There’s always so much stuff coming at you that you’re always just doing like whack-a-mole of problem solving, trying to figure out how to get through it. One specific case where something just came up and it actually ended up really helping the story was we had this character of one of the police officers at the end of the movie, and there’s the one police officer that breaks in [to Karen’s house] and [says], “Freeze, freeze, freeze.” But the other ones are all basically extras, and I don’t know how this happened, but when we were casting the movie, the lines for the first police officer ended up going to everybody, so they all thought they were getting [to be] the main police officer. It was the night before that people found out that they weren’t actually getting that role, so there was a bit of a panic like, “Oh, I’m not going to do this if I don’t have lines.”
So the cop at the end who’s outside the door holding back all of the reporters, she [said], “Oh, I’m not gonna do it if I don’t have good lines.” And I [thought], “Fair enough. You’re coming out to do this movie as a volunteer, essentially,” so in the moment, I worked out these lines for her to do and created this role, so this extra moment got built out of this situation that I think actually really helped the movie. It gave like this extra beat there to reinforce how crazy the media was at the end, so as stressed out as I was in the moment, I’m happy that happened because it added this important moment for the movie.
You also have a role for Gigi Saul Guerrero, a great horror director in her own right, as someone that Karen goes to see for a job interview. How did that happen?
We knew that we wanted somebody to be like pretty formidable for the role of Julie because you wanted to meet her and just be like, “Oh, I know who that is,” and you could know the stakes behind this moment a little bit more. She’s not just some random person. And Gigi’s name initially came up from our casting director, but I had met her before in social settings because she had gone to Capilano University [in Vancouver] and so had I. And we’d known a lot of people in the same circle, so it was just a really great pairing, “Oh, Gigi would be fantastic for this.” And it worked out that she could come and do it and she did such a great job. I’m so happy she’s in the movie. It was another one of those serendipitous moments that she was able to do it on the day we had to shoot that scene.
What’s it like getting to this point with the movie and having it ready to share with audiences?
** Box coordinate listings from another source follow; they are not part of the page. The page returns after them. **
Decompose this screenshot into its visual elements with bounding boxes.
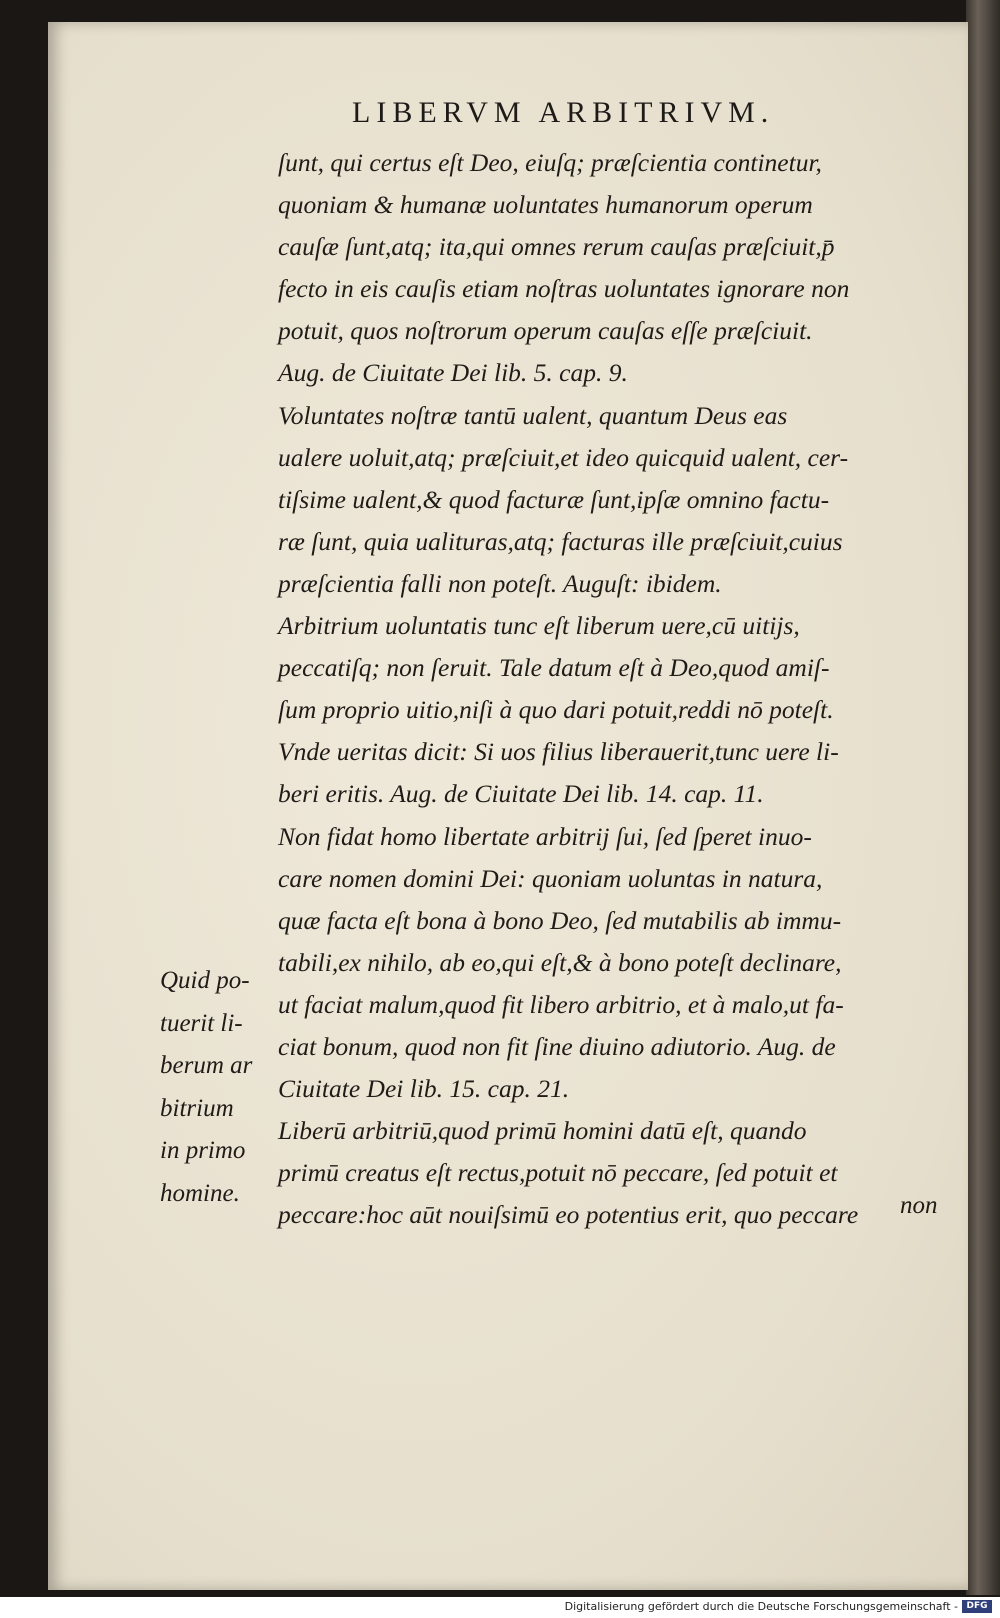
text-line: cauſæ ſunt,atq; ita,qui omnes rerum cauſas præſciuit,p̄ <box>278 232 835 262</box>
text-line: Aug. de Ciuitate Dei lib. 5. cap. 9. <box>278 358 628 388</box>
text-line: ræ ſunt, quia ualituras,atq; facturas ille præſciuit,cuius <box>278 526 843 556</box>
marginal-line: homine. <box>160 1179 240 1207</box>
text-line: quoniam & humanæ uoluntates humanorum operum <box>278 190 813 220</box>
text-line: peccatiſq; non ſeruit. Tale datum eſt à Deo,quod amiſ- <box>278 653 830 683</box>
text-line: tiſsime ualent,& quod facturæ ſunt,ipſæ omnino factu- <box>278 484 830 514</box>
text-line: Liberū arbitriū,quod primū homini datū eſt, quando <box>278 1116 807 1146</box>
text-line: præſcientia falli non poteſt. Auguſt: ibidem. <box>278 568 722 598</box>
text-line: ſum proprio uitio,niſi à quo dari potuit,reddi nō poteſt. <box>278 695 834 725</box>
book-edge <box>966 0 1000 1595</box>
text-line: Arbitrium uoluntatis tunc eſt liberum uere,cū uitijs, <box>278 611 800 641</box>
dfg-logo-icon: DFG <box>962 1600 992 1613</box>
body-text <box>278 142 950 1236</box>
text-line: potuit, quos noſtrorum operum cauſas eſſe præſciuit. <box>278 316 813 346</box>
digitization-footer <box>0 1597 1000 1618</box>
marginal-note <box>160 960 280 1215</box>
funding-notice: Digitalisierung gefördert durch die Deutsche Forschungsgemeinschaft - <box>564 1600 958 1613</box>
catchword: non <box>900 1192 938 1219</box>
text-line: tabili,ex nihilo, ab eo,qui eſt,& à bono poteſt declinare, <box>278 947 842 977</box>
text-line: care nomen domini Dei: quoniam uoluntas in natura, <box>278 863 823 893</box>
text-line: quæ facta eſt bona à bono Deo, ſed mutabilis ab immu- <box>278 905 842 935</box>
marginal-line: Quid po- <box>160 967 250 994</box>
marginal-line: berum ar <box>160 1052 253 1079</box>
text-line: ſunt, qui certus eſt Deo, eiuſq; præſcientia continetur, <box>278 148 822 177</box>
text-line: Vnde ueritas dicit: Si uos filius liberauerit,tunc uere li- <box>278 737 839 767</box>
text-line: fecto in eis cauſis etiam noſtras uoluntates ignorare non <box>278 274 850 304</box>
text-line: ualere uoluit,atq; præſciuit,et ideo quicquid ualent, cer- <box>278 442 849 472</box>
text-line: Ciuitate Dei lib. 15. cap. 21. <box>278 1074 570 1104</box>
text-line: Voluntates noſtræ tantū ualent, quantum Deus eas <box>278 400 788 430</box>
text-line: primū creatus eſt rectus,potuit nō peccare, ſed potuit et <box>278 1158 838 1188</box>
marginal-line: tuerit li- <box>160 1009 243 1037</box>
text-line: beri eritis. Aug. de Ciuitate Dei lib. 14. cap. 11. <box>278 779 764 809</box>
running-head: LIBERVM ARBITRIVM. <box>352 96 775 129</box>
marginal-line: bitrium <box>160 1094 234 1122</box>
text-line: ut faciat malum,quod fit libero arbitrio, et à malo,ut fa- <box>278 989 844 1019</box>
text-line: Non fidat homo libertate arbitrij ſui, ſed ſperet inuo- <box>278 821 812 851</box>
text-line: peccare:hoc aūt nouiſsimū eo potentius erit, quo peccare <box>278 1200 859 1230</box>
marginal-line: in primo <box>160 1137 246 1164</box>
text-line: ciat bonum, quod non fit ſine diuino adiutorio. Aug. de <box>278 1031 836 1061</box>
It’s such a treat. It’s such a rare thing to be able to make a movie like this that turns out exactly the way you were hoping for with all of your dear friends and collaborators. And to be able to take it to Fantasia, which feels like the perfect festival for it and premiere it in front of people who I know are going to understand it and hopefully embrace it warmly, and with so much of our cast and crew are coming to the screening itself, it feels amazing. I’m so happy and proud of our crew for putting their all into this movie and I’m so, so proud that we get to have a moment together and celebrate it.
“Headcase” will screen at Fantasia Fest as part of the Influencers shorts program on July 26th at 6:15 pm at Auditorium des diplomes de la SGWU.